The citizens of Rainbow have a good life. Perhaps even better than before. All power comes from electricity rather than gasoline, so the skies are unpolluted. Blue, blue, blue. Because all the inhabitants have gone through such a horrible fire to arrive here, they are kinder, more courteous, towards each other. Social interaction has such an effect on each of us, and here we have a land where everyone has suffered so much, and lost so much, to get here, we are truly brothers and sisters. Part of the mandate of Rainbow is to teach the survivors how to do as much as possible, to preserve and pass on specialist skills, so you have a lot of people training to be dentists and also electricians, bakers and also code technicians, but at the same time, there are some skills and resources that have been lost, probably forever. Someone can fill a cavity in your tooth, but none of the survivors have the knowledge or skill to perform a colonoscopy. If you get cancer, you might have survived it in the much wider world pre-apocalypse, but in this green world, chances are you will die. The citizens eat the freshest fish, in cafeterias set up to feed a large populace, music playing from speakers above their heads, but blueberries do not exist, because blueberry plants are too far away, across the dangerous United States, to be brought back and developed. Future generations will recognize the word blueberry, like they recognize the word unicorn, but they will never, ever see, smell, taste one. That's just the way it is. Something as simple and small and round as a blueberry has fallen away from our fingers, forever. But that's what happens when the world almost ends, the buildings collapse, and our avenues whiten under billows of dust.

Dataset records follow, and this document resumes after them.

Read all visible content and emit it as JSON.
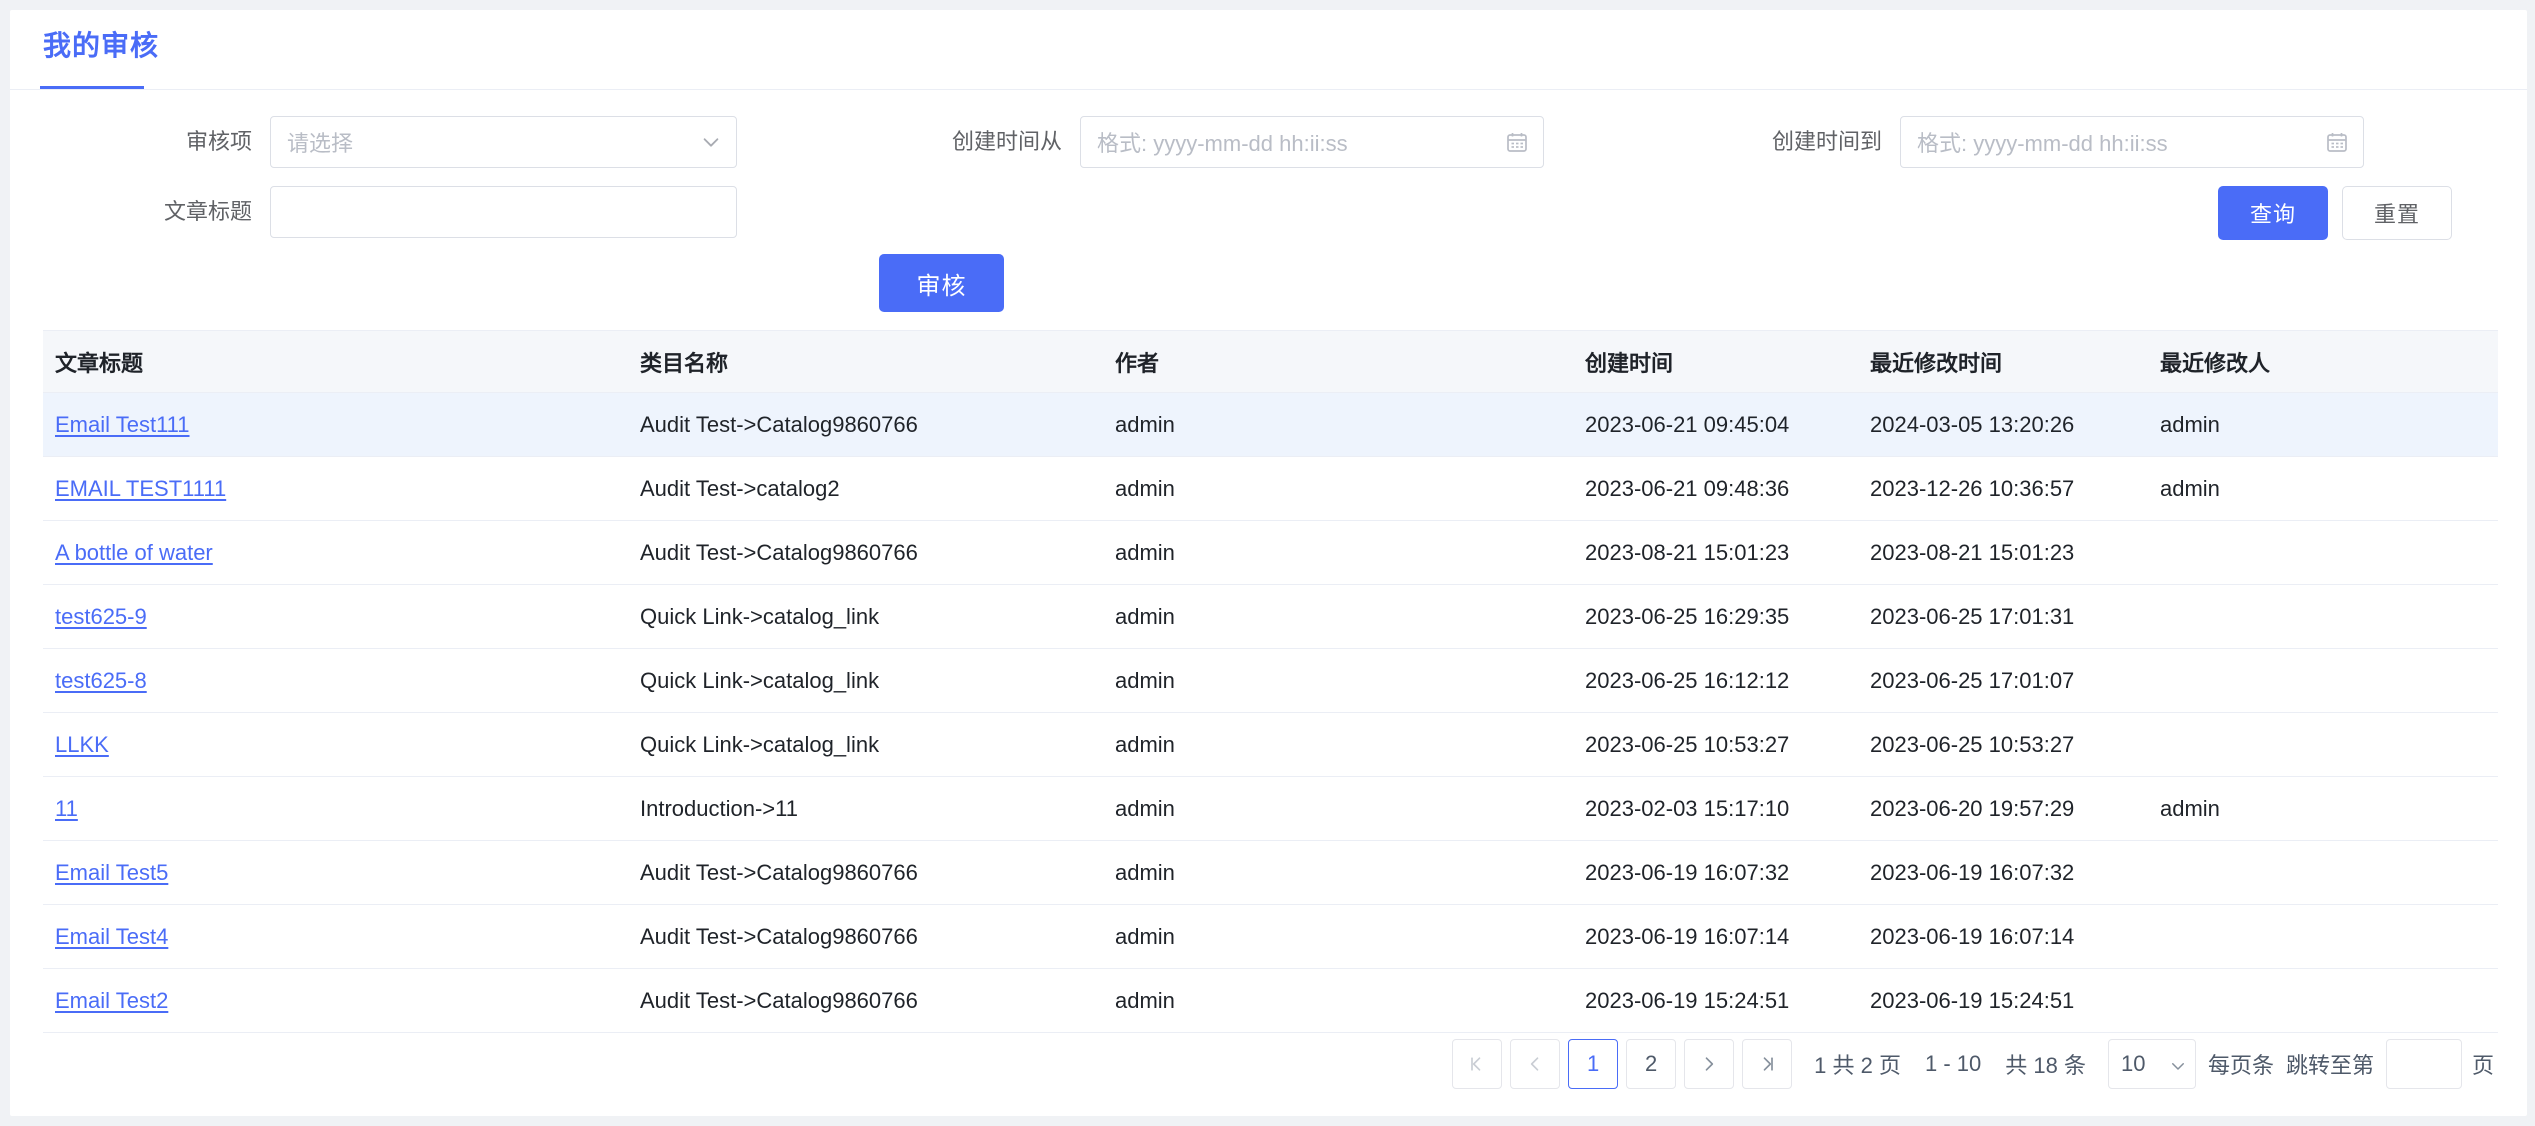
{
  "header": {
    "tab_label": "我的审核"
  },
  "filters": {
    "audit_item": {
      "label": "审核项",
      "value": "请选择",
      "is_placeholder": true,
      "icon": "chevron-down-icon"
    },
    "article_title": {
      "label": "文章标题",
      "value": "",
      "placeholder": ""
    },
    "created_from": {
      "label": "创建时间从",
      "value": "",
      "placeholder": "格式: yyyy-mm-dd hh:ii:ss",
      "icon": "calendar-icon"
    },
    "created_to": {
      "label": "创建时间到",
      "value": "",
      "placeholder": "格式: yyyy-mm-dd hh:ii:ss",
      "icon": "calendar-icon"
    },
    "query_button": "查询",
    "reset_button": "重置"
  },
  "actions": {
    "audit_button": "审核"
  },
  "table": {
    "columns": [
      "文章标题",
      "类目名称",
      "作者",
      "创建时间",
      "最近修改时间",
      "最近修改人"
    ],
    "rows": [
      {
        "title": "Email Test111",
        "catalog": "Audit Test->Catalog9860766",
        "author": "admin",
        "created": "2023-06-21 09:45:04",
        "modified": "2024-03-05 13:20:26",
        "modifier": "admin",
        "highlighted": true
      },
      {
        "title": "EMAIL TEST1111",
        "catalog": "Audit Test->catalog2",
        "author": "admin",
        "created": "2023-06-21 09:48:36",
        "modified": "2023-12-26 10:36:57",
        "modifier": "admin",
        "highlighted": false
      },
      {
        "title": "A bottle of water",
        "catalog": "Audit Test->Catalog9860766",
        "author": "admin",
        "created": "2023-08-21 15:01:23",
        "modified": "2023-08-21 15:01:23",
        "modifier": "",
        "highlighted": false
      },
      {
        "title": "test625-9",
        "catalog": "Quick Link->catalog_link",
        "author": "admin",
        "created": "2023-06-25 16:29:35",
        "modified": "2023-06-25 17:01:31",
        "modifier": "",
        "highlighted": false
      },
      {
        "title": "test625-8",
        "catalog": "Quick Link->catalog_link",
        "author": "admin",
        "created": "2023-06-25 16:12:12",
        "modified": "2023-06-25 17:01:07",
        "modifier": "",
        "highlighted": false
      },
      {
        "title": "LLKK",
        "catalog": "Quick Link->catalog_link",
        "author": "admin",
        "created": "2023-06-25 10:53:27",
        "modified": "2023-06-25 10:53:27",
        "modifier": "",
        "highlighted": false
      },
      {
        "title": "11",
        "catalog": "Introduction->11",
        "author": "admin",
        "created": "2023-02-03 15:17:10",
        "modified": "2023-06-20 19:57:29",
        "modifier": "admin",
        "highlighted": false
      },
      {
        "title": "Email Test5",
        "catalog": "Audit Test->Catalog9860766",
        "author": "admin",
        "created": "2023-06-19 16:07:32",
        "modified": "2023-06-19 16:07:32",
        "modifier": "",
        "highlighted": false
      },
      {
        "title": "Email Test4",
        "catalog": "Audit Test->Catalog9860766",
        "author": "admin",
        "created": "2023-06-19 16:07:14",
        "modified": "2023-06-19 16:07:14",
        "modifier": "",
        "highlighted": false
      },
      {
        "title": "Email Test2",
        "catalog": "Audit Test->Catalog9860766",
        "author": "admin",
        "created": "2023-06-19 15:24:51",
        "modified": "2023-06-19 15:24:51",
        "modifier": "",
        "highlighted": false
      }
    ]
  },
  "pagination": {
    "first_icon": "double-chevron-left-icon",
    "prev_icon": "chevron-left-icon",
    "pages": [
      "1",
      "2"
    ],
    "current_page": "1",
    "next_icon": "chevron-right-icon",
    "last_icon": "double-chevron-right-icon",
    "page_info": "1 共 2 页",
    "range_info": "1 - 10",
    "total_info": "共 18 条",
    "page_size": "10",
    "page_size_label": "每页条",
    "jump_label": "跳转至第",
    "jump_value": "",
    "jump_unit": "页"
  },
  "colors": {
    "accent": "#4a6cf7",
    "row_highlight": "#eef4fd",
    "header_bg": "#f5f7fa",
    "border": "#ebeef5",
    "text": "#1f2329",
    "muted": "#606266",
    "placeholder": "#b9bdc6"
  }
}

As I try to fall asleep, not too hard when Mary and I first turn off the lights, big TV shrinking to a small white dot, or as I try to fall back asleep after waking in the middle of the night, past midnight, much harder then to sink back into blackness and colorful, confusing dreams, I try to relax myself by thinking of Rainbow as a perfect land, sort of, but certainly better than what we have now, a modest land of small social and municipal improvements over the decades; a land where there are browned briskets smoking in the green park alongside the blue and sandy shoreline, survivors lined up for their barbeque sandwich, deferring to each other, laughing with each other; a land where we are perhaps a bit more tolerant towards others, and also towards ourselves; a safe and hopeful land, a consolation, that can never be taken away from me, as I finally slip under, because it never existed.